In 1933, after several defeats, Chiang launched a new war of attrition resulting in a dramatic turnaround that prompted the communists to sideline Mao and, on the advice of Soviet agent Otto Braun, launch a disastrous counter-attack, leading in 1936 to a full-scale retreat that became known as the Long March. By the late 1930s, using gullible Western writers like Edgar Snow and Han Suyin, Mao had created his myth as a peasant leader, poet and guerrilla-maestro, the march portrayed as an epic journey in which he heroically saved the Red Army from Nationalist attack. In fact, much was invented to conceal military ineptitude and his deliberate wastage of armies to discredit communist rivals.
In 1937, Japan launched a full-scale invasion of China. Chiang was forced by Zhang Xueliang, the Young Marshal who kidnapped the generalissimo, to combine forces with Mao. Secretly Mao strove to undermine Chiang’s war effort, even briefly cooperating with Japanese intelligence. By 1943, he had achieved supremacy in the Communist Party, poisoning and purging rivals and critics with brutal efficiency. He continued to court Soviet support for the communists, whose future was assured when Stalin helped defeat Japan in 1945.

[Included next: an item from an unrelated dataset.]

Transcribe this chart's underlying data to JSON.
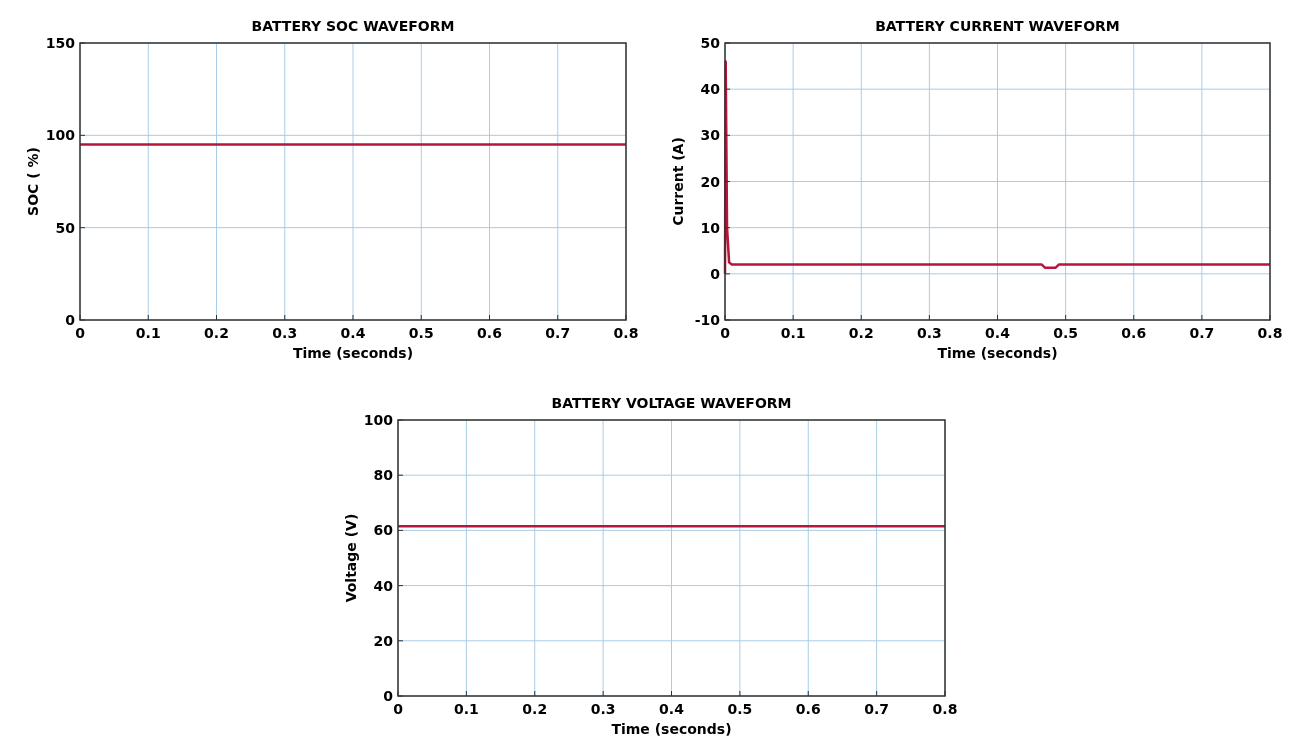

Chiang’s militarily incompetent kleptocracy, heavily backed by America, collapsed as Mao, backed by massive Soviet aid and advice from Stalin, gradually drove the Kuomintang off the mainland. In 1949, Mao declared the People’s Republic of China, embarking on an imperial reign of willful caprice, ideological radicalism, messianic egotism, massive incompetence and mass-murder: “We must kill. We say it’s good to kill,” ordered this “man without limits.” Three million people were murdered that year.